Tecnologia

Intelligenza artificiale e diritti d’autore, rischiano la nostra creatività e l’identità culturale?

Cosa significa essere creativi in un’epoca in cui le macchine generano contenuti autonomamente? L’intelligenza artificiale non solo trasforma il panorama della creazione artistica, ma solleva interrogativi sulla sua essenza e sul valore dell’espressione umana. Deteniamo ancora noi, come esseri umani, il monopolio della creatività?

Se un algoritmo produce opere che imitano stili umani, possiamo ancora affermare che la creatività sia un dominio esclusivo dell’uomo? La creatività è un atto complesso, legato all’esperienza, all’emozione e all’immaginazione, radicato nel nostro vissuto, cultura e relazioni.
Greg Hoffman, ex CMO di Nike, evidenzia che le campagne pubblicitarie più memorabili sono quelle che stabiliscono connessioni emotive autentiche, misurando il loro potere non solo in termini di clic, ma nella capacità di evocare sentimenti e formare legami duraturi.

Tuttavia, l’AI potrebbe appiattire la nostra creatività. Paola Antonelli, curatrice del MoMA, avverte che l’arte generata da algoritmi rischia di mancare di anima e profondità. Questo solleva l’inevitabile domanda se l’AI possa imitare il processo creativo fino al punto di sostituirlo. Le macchine possono analizzare dati, ma non possono provare le emozioni che accompagnano la creazione umana.

Molti considerano l’AI solo come una minaccia. Ricordano in questo timore, i periodi di grandi snodi tecnologici epocali: il telaio, l’ascensore, l’automobile, etc. In realtà l’AI offre opportunità straordinarie.

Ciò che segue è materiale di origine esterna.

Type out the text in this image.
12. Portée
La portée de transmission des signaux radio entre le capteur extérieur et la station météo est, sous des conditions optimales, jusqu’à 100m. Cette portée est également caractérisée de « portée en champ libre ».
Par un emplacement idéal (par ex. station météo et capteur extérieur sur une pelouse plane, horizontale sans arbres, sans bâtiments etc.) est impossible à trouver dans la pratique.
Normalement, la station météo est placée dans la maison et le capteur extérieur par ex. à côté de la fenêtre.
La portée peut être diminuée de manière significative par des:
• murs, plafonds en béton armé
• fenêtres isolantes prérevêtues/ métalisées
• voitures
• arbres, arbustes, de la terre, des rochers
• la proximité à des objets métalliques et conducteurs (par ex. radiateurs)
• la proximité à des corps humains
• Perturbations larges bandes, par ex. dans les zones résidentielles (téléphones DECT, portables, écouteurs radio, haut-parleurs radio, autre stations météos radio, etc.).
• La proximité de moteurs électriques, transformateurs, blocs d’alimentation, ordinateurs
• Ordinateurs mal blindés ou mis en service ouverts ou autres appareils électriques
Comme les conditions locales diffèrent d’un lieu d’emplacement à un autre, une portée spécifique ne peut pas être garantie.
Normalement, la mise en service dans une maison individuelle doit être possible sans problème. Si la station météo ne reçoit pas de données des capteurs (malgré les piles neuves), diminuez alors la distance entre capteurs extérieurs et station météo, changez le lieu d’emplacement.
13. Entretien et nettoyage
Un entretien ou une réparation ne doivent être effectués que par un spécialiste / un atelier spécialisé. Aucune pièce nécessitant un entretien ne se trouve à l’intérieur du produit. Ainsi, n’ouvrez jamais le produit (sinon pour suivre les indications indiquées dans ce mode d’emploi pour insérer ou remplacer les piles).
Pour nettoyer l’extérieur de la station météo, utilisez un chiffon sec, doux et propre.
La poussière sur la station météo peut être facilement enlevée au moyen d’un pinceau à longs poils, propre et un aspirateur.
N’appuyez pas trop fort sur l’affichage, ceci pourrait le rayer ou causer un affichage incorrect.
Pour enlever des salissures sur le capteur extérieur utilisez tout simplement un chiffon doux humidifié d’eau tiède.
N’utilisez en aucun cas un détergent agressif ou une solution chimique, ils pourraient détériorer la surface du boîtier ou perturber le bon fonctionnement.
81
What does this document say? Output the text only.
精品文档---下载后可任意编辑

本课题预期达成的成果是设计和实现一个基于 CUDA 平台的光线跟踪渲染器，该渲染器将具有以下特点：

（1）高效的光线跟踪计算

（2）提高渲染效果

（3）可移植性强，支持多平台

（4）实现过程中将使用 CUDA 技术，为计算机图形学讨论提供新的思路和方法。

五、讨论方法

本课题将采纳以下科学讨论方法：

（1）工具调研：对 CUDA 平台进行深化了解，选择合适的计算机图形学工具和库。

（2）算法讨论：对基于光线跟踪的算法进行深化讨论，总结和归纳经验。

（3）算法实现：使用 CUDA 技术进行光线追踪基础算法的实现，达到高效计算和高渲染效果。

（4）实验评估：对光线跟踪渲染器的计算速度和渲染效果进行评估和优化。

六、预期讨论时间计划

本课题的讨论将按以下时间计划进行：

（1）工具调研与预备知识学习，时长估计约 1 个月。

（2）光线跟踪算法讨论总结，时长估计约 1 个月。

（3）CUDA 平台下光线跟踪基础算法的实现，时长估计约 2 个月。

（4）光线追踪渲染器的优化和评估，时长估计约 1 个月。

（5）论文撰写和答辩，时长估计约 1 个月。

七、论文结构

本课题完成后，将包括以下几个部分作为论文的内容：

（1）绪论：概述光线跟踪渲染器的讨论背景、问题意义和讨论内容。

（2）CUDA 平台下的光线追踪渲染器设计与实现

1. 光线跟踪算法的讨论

Amir Ariely, Global Creative Director di Google, osserva che l’AI sta rivoluzionando la personalizzazione dei contenuti, creando esperienze adattabili al singolo utente su piattaforme come YouTube. Questa capacità di profilazione è un passo verso l’autenticità o ci allontana da esperienze creative genuine? Su questo dovrebbe concentrarsi il dibattito sull’AI, come anche sulle questioni etiche cruciali, specialmente quelle relative al diritto d’autore. Se un algoritmo genera opere originali basate su stili esistenti, chi detiene il diritto su tali creazioni? Le leggi attuali non sempre affrontano queste sfide.

Padre Paolo Benanti, teologo e bioetico, presidente della commissione Ai per l’informazione del governo italiano, nei suoi interventi pubblici solleva interrogativi cruciali: possiamo permettere alle macchine di decidere cosa sia originale? La dipendenza dall’AI non solo mette a rischio i diritti d’autore, ma potrebbe anche minacciare la nostra identità culturale. Stabilire norme chiare è fondamentale per tutelare i diritti degli artisti ma anche per conservare ciò che ogni comunità rappresenta.

A tentare di dare delle risposte o, almeno, di tracciare una ‘road map’, arrivano gli incontri di Intersections 2024, il 29 e 30 ottobre a Milano, affrontando queste importanti tematiche specialmente in relazione al mondo del design. L’evento vedrà interventi di esperti come Federico Ferrazza di Wired Italia e Jerry Kaplan, trattando il futuro del lavoro e della musica. Un’importante piattaforma per discutere opportunità offerte dall’AI e la necessità di preservare l’elemento umano nel processo creativo.

In oltre settanta workshop, si parlerà di equilibrio tra innovazione tecnologica e diritti d’autore, cercando di garantire che la creatività umana continui a prosperare in un mondo automatizzato nel quale sia essenziale riconoscere la creatività come un’esperienza unica, radicata nella nostra storia e cultura e nel quale l’AI sia uno strumento di supporto e innovazione, non un sostituto.